The room in which we stood was basic - to be kind about it. As is so often true of older village houses, the floor was bare concrete, the walls various shades of grubbiness from years of not having seen a roller and there was an ancient "so'ba" [log-burning stove] in one corner, stack of logs to one side. An old sink hung precariously from another wall and something which once resembled lace hung across the small window at the far end of the room, trying to masquerade as curtains. Such people can only be described as paupers, yet they are always generous with what little they have. It appeared that the older woman, the mother, was a widow and the younger (who must have been fifty if a day) spoke in such terms as to leave us in no doubt that she was sure she'd some day be snapped up by some lucky chap and would then produce an heir for her dear old mum.
"I'm still young" she declared, when we asked her if she was married or had children.
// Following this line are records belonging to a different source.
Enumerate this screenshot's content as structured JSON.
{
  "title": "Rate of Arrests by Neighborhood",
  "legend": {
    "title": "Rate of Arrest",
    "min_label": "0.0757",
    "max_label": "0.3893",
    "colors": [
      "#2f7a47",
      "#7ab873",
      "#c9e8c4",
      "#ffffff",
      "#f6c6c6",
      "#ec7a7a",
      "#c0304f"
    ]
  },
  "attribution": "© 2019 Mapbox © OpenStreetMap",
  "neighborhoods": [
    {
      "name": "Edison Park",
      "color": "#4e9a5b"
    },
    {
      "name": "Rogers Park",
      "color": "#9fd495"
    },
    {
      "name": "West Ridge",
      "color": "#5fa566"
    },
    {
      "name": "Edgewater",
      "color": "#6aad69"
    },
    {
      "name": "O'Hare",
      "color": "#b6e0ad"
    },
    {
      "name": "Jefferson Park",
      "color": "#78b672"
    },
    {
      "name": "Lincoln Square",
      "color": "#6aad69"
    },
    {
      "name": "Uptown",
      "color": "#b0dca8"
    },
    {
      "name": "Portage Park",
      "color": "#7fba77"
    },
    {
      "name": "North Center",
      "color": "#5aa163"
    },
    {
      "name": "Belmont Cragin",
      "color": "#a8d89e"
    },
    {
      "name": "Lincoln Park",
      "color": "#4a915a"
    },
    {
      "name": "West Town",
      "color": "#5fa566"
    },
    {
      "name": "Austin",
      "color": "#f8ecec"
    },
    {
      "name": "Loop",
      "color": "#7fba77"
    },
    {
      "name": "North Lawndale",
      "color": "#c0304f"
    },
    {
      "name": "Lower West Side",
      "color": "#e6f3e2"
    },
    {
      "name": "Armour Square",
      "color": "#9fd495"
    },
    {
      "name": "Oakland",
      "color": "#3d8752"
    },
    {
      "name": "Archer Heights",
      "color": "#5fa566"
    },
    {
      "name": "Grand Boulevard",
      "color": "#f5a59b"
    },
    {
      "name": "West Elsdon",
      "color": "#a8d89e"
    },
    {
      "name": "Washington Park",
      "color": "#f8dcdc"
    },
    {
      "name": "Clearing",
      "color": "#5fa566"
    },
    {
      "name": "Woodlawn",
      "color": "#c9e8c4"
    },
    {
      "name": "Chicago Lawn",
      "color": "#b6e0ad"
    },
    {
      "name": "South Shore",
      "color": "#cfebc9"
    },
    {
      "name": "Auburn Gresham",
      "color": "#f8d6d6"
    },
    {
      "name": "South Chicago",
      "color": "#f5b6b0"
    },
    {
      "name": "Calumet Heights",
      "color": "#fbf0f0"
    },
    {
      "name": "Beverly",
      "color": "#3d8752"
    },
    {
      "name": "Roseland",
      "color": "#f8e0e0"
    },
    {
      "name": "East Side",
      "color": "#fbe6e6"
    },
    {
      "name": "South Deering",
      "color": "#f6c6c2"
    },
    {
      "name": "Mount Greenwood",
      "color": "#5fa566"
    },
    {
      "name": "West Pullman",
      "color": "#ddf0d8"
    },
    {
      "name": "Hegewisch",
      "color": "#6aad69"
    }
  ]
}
The photos were taken with my mobile, so the definition's not so great I'm afraid. We made our excuses and prepared to bid our hosts goodbye, stepping into the bright sunshine of the yard. The younger woman sped ahead of us across ten feet or so of once white-painted concrete to the huge pink rose bush growing beside the old gate and plucked two roses, along with twelve inches or so of stem, one for each of us. She pressed them into our hands and gave us a huge smile as we left, adding that we must drop in again next time we were passing.
We carried on walking around the village, passing the tiny cafenio, of which the village has only the one, out from which exuded the voices of the few local men as they got excited over their Ellenikos and backgammon games or tried to get their fellow villagers to see that their synopsis of the current crisis and how to solve it was surely the right one.
Out front of the cafe as we passed was a clutch of maybe ten or fifteen cats, all watching intently as the local fish-seller was plying his trade from those white polystyrene, ice-filled containers on the back of his pickup. A couple of villagers bade us Kalimer'a as we passed.
This is still how they make the bread and roast the joint for Sunday lunch.
And the one below shows how well along the vegetable gardens are in this village, its altitude working in favour of the locals planting up maybe a month ahead of the likes of us who live much further down and hence suffer the summer heat and drought for a few weeks more than they do up here.
Finally, the one below shows where you'd have to go to "spend a penny" (or perhaps more) on a dark and windy night in the wilds of Messanagros. Maybe a "po" under the bed wouldn't go amiss if you lived here, eh?